閑話 依頼
「で、どうだった?フレン?」
私、フレン・リトリーに質問を投げかけたのは鳳凰学園の理事長であり、私の恋人でもあるジレン・マーキスだ。
「駄目だ。いなかった。今回は外れだ。」
私達はある方々の依頼で今年入学する外部生を調べていた。
私は先程、外部生への学校説明?に付いて行き、依頼内容である水門家の次男様捜索の手がかりを探そうとしたのだが結局何の発見にも至らなかった。
「はぁー、そうか…。いなかったか。お前の見逃しって事はないのか?」
「それはない。私が見逃しをするはずがないだろう?」
言っておくが私はこれでも鑑定系魔法の世界ランクNo.17の実力者だ。日本には私以上の鑑定者はいないだろう。その私が気づかなかったということは今回はいなかったという事か、もしくは、私よりも実力が上だという事だ。
前者なら十分あり得るが後者はほぼないだろう。だが、絶対にないとは言い切れない。
私は実際に会ったことはないが水門家の次男様。水門 剣哉様は日本に知らぬ者はいないだろうというくらい有名な方だ。わずか四歳にして大学レベルの勉学をマスターされ、五歳の時には上級魔法も扱われていた。性格も穏やかで品があり、多くの方から慕われていたとか。

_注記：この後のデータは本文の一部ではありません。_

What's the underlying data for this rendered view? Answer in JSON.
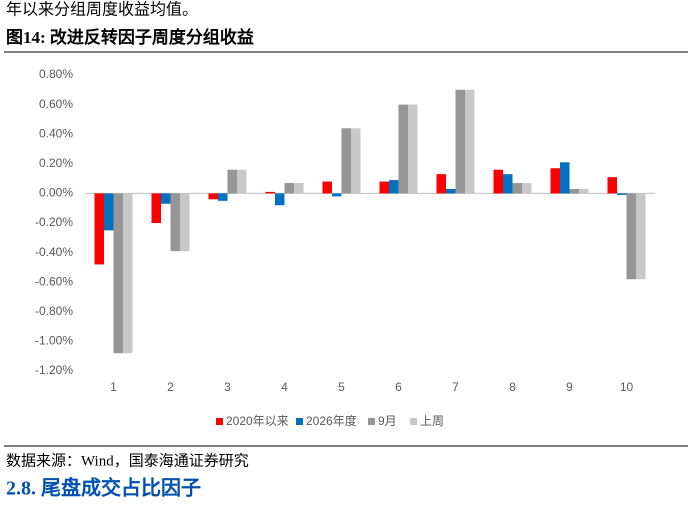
{
  "intro_text": "年以来分组周度收益均值。",
  "figure_title": "图14:  改进反转因子周度分组收益",
  "chart_data": {
    "type": "bar",
    "categories": [
      "1",
      "2",
      "3",
      "4",
      "5",
      "6",
      "7",
      "8",
      "9",
      "10"
    ],
    "series": [
      {
        "name": "2020年以来",
        "color": "#ff0000",
        "values": [
          -0.48,
          -0.2,
          -0.04,
          0.01,
          0.08,
          0.08,
          0.13,
          0.16,
          0.17,
          0.11
        ]
      },
      {
        "name": "2026年度",
        "color": "#0070c0",
        "values": [
          -0.25,
          -0.07,
          -0.05,
          -0.08,
          -0.02,
          0.09,
          0.03,
          0.13,
          0.21,
          -0.01
        ]
      },
      {
        "name": "9月",
        "color": "#969696",
        "values": [
          -1.08,
          -0.39,
          0.16,
          0.07,
          0.44,
          0.6,
          0.7,
          0.07,
          0.03,
          -0.58
        ]
      },
      {
        "name": "上周",
        "color": "#c8c8c8",
        "values": [
          -1.08,
          -0.39,
          0.16,
          0.07,
          0.44,
          0.6,
          0.7,
          0.07,
          0.03,
          -0.58
        ]
      }
    ],
    "ylim": [
      -1.2,
      0.8
    ],
    "yticks": [
      {
        "value": 0.8,
        "label": "0.80%"
      },
      {
        "value": 0.6,
        "label": "0.60%"
      },
      {
        "value": 0.4,
        "label": "0.40%"
      },
      {
        "value": 0.2,
        "label": "0.20%"
      },
      {
        "value": 0,
        "label": "0.00%"
      },
      {
        "value": -0.2,
        "label": "-0.20%"
      },
      {
        "value": -0.4,
        "label": "-0.40%"
      },
      {
        "value": -0.6,
        "label": "-0.60%"
      },
      {
        "value": -0.8,
        "label": "-0.80%"
      },
      {
        "value": -1.0,
        "label": "-1.00%"
      },
      {
        "value": -1.2,
        "label": "-1.20%"
      }
    ],
    "legend": "bottom"
  },
  "source": "数据来源：Wind，国泰海通证券研究",
  "section_heading": "2.8.   尾盘成交占比因子"
}
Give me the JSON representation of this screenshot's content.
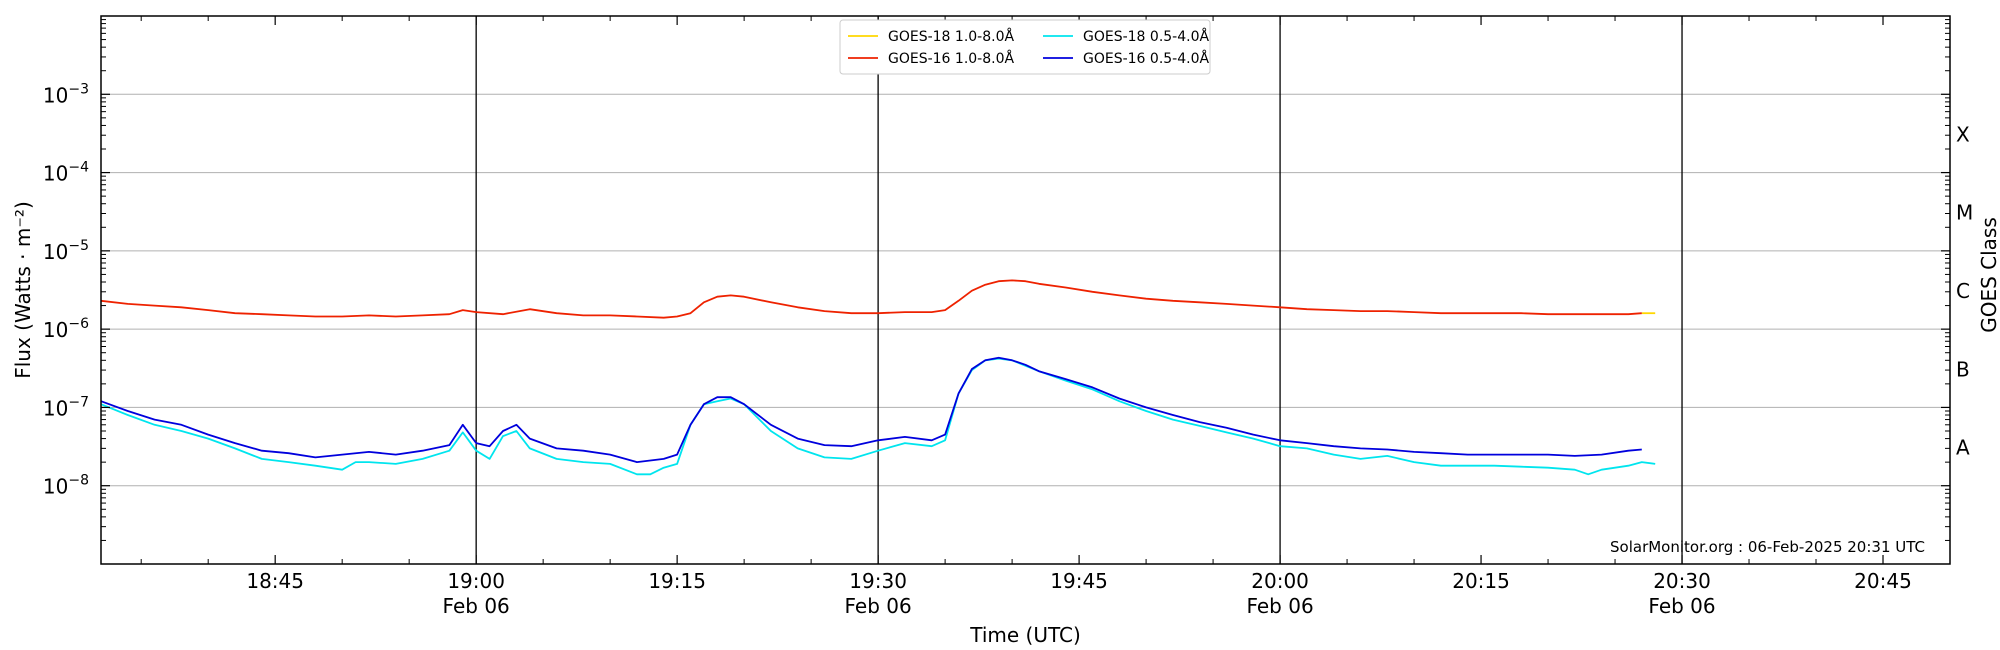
{
  "chart_data": {
    "type": "line",
    "title": "",
    "xlabel": "Time (UTC)",
    "ylabel": "Flux (Watts · m⁻²)",
    "y2label": "GOES Class",
    "yscale": "log",
    "ylim": [
      1e-09,
      0.01
    ],
    "xlim": [
      "18:32",
      "20:50"
    ],
    "y_ticks": [
      {
        "value": 1e-08,
        "base": "10",
        "exp": "−8"
      },
      {
        "value": 1e-07,
        "base": "10",
        "exp": "−7"
      },
      {
        "value": 1e-06,
        "base": "10",
        "exp": "−6"
      },
      {
        "value": 1e-05,
        "base": "10",
        "exp": "−5"
      },
      {
        "value": 0.0001,
        "base": "10",
        "exp": "−4"
      },
      {
        "value": 0.001,
        "base": "10",
        "exp": "−3"
      }
    ],
    "x_ticks": [
      {
        "time": "18:45",
        "label": "18:45",
        "sublabel": ""
      },
      {
        "time": "19:00",
        "label": "19:00",
        "sublabel": "Feb 06"
      },
      {
        "time": "19:15",
        "label": "19:15",
        "sublabel": ""
      },
      {
        "time": "19:30",
        "label": "19:30",
        "sublabel": "Feb 06"
      },
      {
        "time": "19:45",
        "label": "19:45",
        "sublabel": ""
      },
      {
        "time": "20:00",
        "label": "20:00",
        "sublabel": "Feb 06"
      },
      {
        "time": "20:15",
        "label": "20:15",
        "sublabel": ""
      },
      {
        "time": "20:30",
        "label": "20:30",
        "sublabel": "Feb 06"
      },
      {
        "time": "20:45",
        "label": "20:45",
        "sublabel": ""
      }
    ],
    "vertical_lines": [
      "19:00",
      "19:30",
      "20:00",
      "20:30"
    ],
    "goes_classes": [
      {
        "label": "A",
        "level": 1e-08
      },
      {
        "label": "B",
        "level": 1e-07
      },
      {
        "label": "C",
        "level": 1e-06
      },
      {
        "label": "M",
        "level": 1e-05
      },
      {
        "label": "X",
        "level": 0.0001
      }
    ],
    "grid": true,
    "legend_position": "top-center",
    "series": [
      {
        "name": "GOES-18 1.0-8.0Å",
        "color": "#ffd700",
        "x": [
          "20:27",
          "20:28"
        ],
        "y": [
          1.6e-06,
          1.6e-06
        ]
      },
      {
        "name": "GOES-16 1.0-8.0Å",
        "color": "#ee2200",
        "x": [
          "18:32",
          "18:34",
          "18:36",
          "18:38",
          "18:40",
          "18:42",
          "18:44",
          "18:46",
          "18:48",
          "18:50",
          "18:52",
          "18:54",
          "18:56",
          "18:58",
          "18:59",
          "19:00",
          "19:02",
          "19:04",
          "19:06",
          "19:08",
          "19:10",
          "19:12",
          "19:14",
          "19:15",
          "19:16",
          "19:17",
          "19:18",
          "19:19",
          "19:20",
          "19:22",
          "19:24",
          "19:26",
          "19:28",
          "19:30",
          "19:32",
          "19:34",
          "19:35",
          "19:36",
          "19:37",
          "19:38",
          "19:39",
          "19:40",
          "19:41",
          "19:42",
          "19:44",
          "19:46",
          "19:48",
          "19:50",
          "19:52",
          "19:54",
          "19:56",
          "19:58",
          "20:00",
          "20:02",
          "20:04",
          "20:06",
          "20:08",
          "20:10",
          "20:12",
          "20:14",
          "20:16",
          "20:18",
          "20:20",
          "20:22",
          "20:24",
          "20:26",
          "20:27"
        ],
        "y": [
          2.3e-06,
          2.1e-06,
          2e-06,
          1.9e-06,
          1.75e-06,
          1.6e-06,
          1.55e-06,
          1.5e-06,
          1.45e-06,
          1.45e-06,
          1.5e-06,
          1.45e-06,
          1.5e-06,
          1.55e-06,
          1.75e-06,
          1.65e-06,
          1.55e-06,
          1.8e-06,
          1.6e-06,
          1.5e-06,
          1.5e-06,
          1.45e-06,
          1.4e-06,
          1.45e-06,
          1.6e-06,
          2.2e-06,
          2.6e-06,
          2.7e-06,
          2.6e-06,
          2.2e-06,
          1.9e-06,
          1.7e-06,
          1.6e-06,
          1.6e-06,
          1.65e-06,
          1.65e-06,
          1.75e-06,
          2.3e-06,
          3.1e-06,
          3.7e-06,
          4.1e-06,
          4.2e-06,
          4.1e-06,
          3.8e-06,
          3.4e-06,
          3e-06,
          2.7e-06,
          2.45e-06,
          2.3e-06,
          2.2e-06,
          2.1e-06,
          2e-06,
          1.9e-06,
          1.8e-06,
          1.75e-06,
          1.7e-06,
          1.7e-06,
          1.65e-06,
          1.6e-06,
          1.6e-06,
          1.6e-06,
          1.6e-06,
          1.55e-06,
          1.55e-06,
          1.55e-06,
          1.55e-06,
          1.6e-06
        ]
      },
      {
        "name": "GOES-18 0.5-4.0Å",
        "color": "#00e5ee",
        "x": [
          "18:32",
          "18:34",
          "18:36",
          "18:38",
          "18:40",
          "18:42",
          "18:44",
          "18:46",
          "18:48",
          "18:50",
          "18:51",
          "18:52",
          "18:54",
          "18:56",
          "18:58",
          "18:59",
          "19:00",
          "19:01",
          "19:02",
          "19:03",
          "19:04",
          "19:06",
          "19:08",
          "19:10",
          "19:12",
          "19:13",
          "19:14",
          "19:15",
          "19:16",
          "19:17",
          "19:18",
          "19:19",
          "19:20",
          "19:22",
          "19:24",
          "19:26",
          "19:28",
          "19:30",
          "19:32",
          "19:34",
          "19:35",
          "19:36",
          "19:37",
          "19:38",
          "19:39",
          "19:40",
          "19:41",
          "19:42",
          "19:44",
          "19:46",
          "19:48",
          "19:50",
          "19:52",
          "19:54",
          "19:56",
          "19:58",
          "20:00",
          "20:02",
          "20:04",
          "20:06",
          "20:08",
          "20:10",
          "20:12",
          "20:14",
          "20:16",
          "20:18",
          "20:20",
          "20:22",
          "20:23",
          "20:24",
          "20:26",
          "20:27",
          "20:28"
        ],
        "y": [
          1.1e-07,
          8e-08,
          6e-08,
          5e-08,
          4e-08,
          3e-08,
          2.2e-08,
          2e-08,
          1.8e-08,
          1.6e-08,
          2e-08,
          2e-08,
          1.9e-08,
          2.2e-08,
          2.8e-08,
          4.8e-08,
          2.8e-08,
          2.2e-08,
          4.3e-08,
          5e-08,
          3e-08,
          2.2e-08,
          2e-08,
          1.9e-08,
          1.4e-08,
          1.4e-08,
          1.7e-08,
          1.9e-08,
          6e-08,
          1.1e-07,
          1.2e-07,
          1.3e-07,
          1.1e-07,
          5e-08,
          3e-08,
          2.3e-08,
          2.2e-08,
          2.8e-08,
          3.5e-08,
          3.2e-08,
          3.8e-08,
          1.5e-07,
          3e-07,
          4e-07,
          4.2e-07,
          4e-07,
          3.4e-07,
          2.9e-07,
          2.2e-07,
          1.7e-07,
          1.2e-07,
          9e-08,
          7e-08,
          5.8e-08,
          4.8e-08,
          4e-08,
          3.2e-08,
          3e-08,
          2.5e-08,
          2.2e-08,
          2.4e-08,
          2e-08,
          1.8e-08,
          1.8e-08,
          1.8e-08,
          1.75e-08,
          1.7e-08,
          1.6e-08,
          1.4e-08,
          1.6e-08,
          1.8e-08,
          2e-08,
          1.9e-08
        ]
      },
      {
        "name": "GOES-16 0.5-4.0Å",
        "color": "#0000dd",
        "x": [
          "18:32",
          "18:34",
          "18:36",
          "18:38",
          "18:40",
          "18:42",
          "18:44",
          "18:46",
          "18:48",
          "18:50",
          "18:52",
          "18:54",
          "18:56",
          "18:58",
          "18:59",
          "19:00",
          "19:01",
          "19:02",
          "19:03",
          "19:04",
          "19:06",
          "19:08",
          "19:10",
          "19:12",
          "19:13",
          "19:14",
          "19:15",
          "19:16",
          "19:17",
          "19:18",
          "19:19",
          "19:20",
          "19:22",
          "19:24",
          "19:26",
          "19:28",
          "19:30",
          "19:32",
          "19:34",
          "19:35",
          "19:36",
          "19:37",
          "19:38",
          "19:39",
          "19:40",
          "19:41",
          "19:42",
          "19:44",
          "19:46",
          "19:48",
          "19:50",
          "19:52",
          "19:54",
          "19:56",
          "19:58",
          "20:00",
          "20:02",
          "20:04",
          "20:06",
          "20:08",
          "20:10",
          "20:12",
          "20:14",
          "20:16",
          "20:18",
          "20:20",
          "20:22",
          "20:24",
          "20:26",
          "20:27"
        ],
        "y": [
          1.2e-07,
          9e-08,
          7e-08,
          6e-08,
          4.5e-08,
          3.5e-08,
          2.8e-08,
          2.6e-08,
          2.3e-08,
          2.5e-08,
          2.7e-08,
          2.5e-08,
          2.8e-08,
          3.3e-08,
          6e-08,
          3.5e-08,
          3.2e-08,
          5e-08,
          6e-08,
          4e-08,
          3e-08,
          2.8e-08,
          2.5e-08,
          2e-08,
          2.1e-08,
          2.2e-08,
          2.5e-08,
          6e-08,
          1.1e-07,
          1.35e-07,
          1.35e-07,
          1.1e-07,
          6e-08,
          4e-08,
          3.3e-08,
          3.2e-08,
          3.8e-08,
          4.2e-08,
          3.8e-08,
          4.5e-08,
          1.5e-07,
          3.1e-07,
          4e-07,
          4.3e-07,
          4e-07,
          3.5e-07,
          2.9e-07,
          2.3e-07,
          1.8e-07,
          1.3e-07,
          1e-07,
          8e-08,
          6.5e-08,
          5.5e-08,
          4.5e-08,
          3.8e-08,
          3.5e-08,
          3.2e-08,
          3e-08,
          2.9e-08,
          2.7e-08,
          2.6e-08,
          2.5e-08,
          2.5e-08,
          2.5e-08,
          2.5e-08,
          2.4e-08,
          2.5e-08,
          2.8e-08,
          2.9e-08
        ]
      }
    ]
  },
  "credit": "SolarMonitor.org : 06-Feb-2025 20:31 UTC"
}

そしてそんな方が姿を消したのはわずか十二歳の時。今から約三年前だ。
当時、栄光七家や財閥の方々が全力で捜索されたが居場所は愚か、痕跡すら見つけられなかったという。
あの時は大ニュースになったから私でも知っている。
「そうだよな。お前が気付けないなら日本に分かる奴は他にいないよな。…はぁ、でもお前がいなかったと言うならこの学園には入学しなかったって事だよな…。」
「そうだろうな。ところでジレン、逆に私は聞きたい。何でこの学園に入学すると思ったんだ?私達が探している方は自分から家を出て行ったのだろう?だったらここに来るわけがない。違うか?」
そう、ずっと疑問に思っていたんだ。自分から出ていった方が自分からここに戻ってくるか?と。今回の依頼はこの学園から探し出して欲しいという依頼だったがこの学園にいるとは思えない。
「そうだな。普通はそう思うだろうな。」
「では何故?」
「俺も詳しくは聞いていないが約束したらしい。高校生になったら一緒に学校に行こうね、と。」
え、まさか。
「理由ってそれだけか?」
「ああ、そうだ。」
いや、それだけ?この学園にいるかもしれないって思った理由ってそれだけ?え?嘘だろ。
「それは、何というか…。」
「フレン。お前はあの人に会ったことがないから分からないだろうがあの人は約束は絶対守る。だから俺もこの依頼を受けたんだ。」
「そう、か。お前が言うならそうなんだろうがもし、死んでいたとしたらその約束は。」
「あの人は死なねぇよ。あの人が死ぬなんてありえない。」
これだ。私は死んでる可能性も視野に入れて捜索してる。だが、こいつ等は次男様に一回でもあったことがある奴らは全員こう言う。
「あの人は死なない。」と。
その確証がどこから来るのかは分からないが皆そう言う。
まるで、どこかの宗教のようだ。私は人をここまで虜にする次男様に一種の恐怖を抱いている。それを表に出したりはしないが。
「では、報告は以上か?フレン。」
「ああ。」
「そうか。では、今日の仕事はまだあるか?」
「ああ。寮監としての仕事がまだ残っている。」
「ではそれが終わった後に俺の部屋に来い。」
「は?」
「今日はお前の仕事が終わり次第俺に付き合ってもらうぞ。いいな?」
「・・・・・・え?」
「い・い・な・?」
「あ、ああ。分かった。」
「では、もう行ってもいいぞ。夜は絶対に来いよ。」
ジレンは俺の返事に満足そうな表情で頷きながらもそう言った。
そんな念を押さなくてもきちんと行くよ。約束破ったら後が怖いし。
「あと、夜なんだが一つして欲し…」
「じゃあ、私は失礼する。」
俺はジレンの話を遮って急いで部屋を出た。何か嫌な予感がしたからな。最後まで聞かない方がいいだろうと判断した。
あ、そういえば一つ報告するの忘れてたな。
外部生の中の一人から少しおかしい気配がしたって。まぁ、一瞬だったら気のせいだと思って何の反応もしなかったが一応報告だけはした方が良かったかな?
……というか、どうせ夜に会うんだし、その時でいいか。
私は報告ミスをそう簡単に纏めると本来の仕事場に早足で戻ったのだった。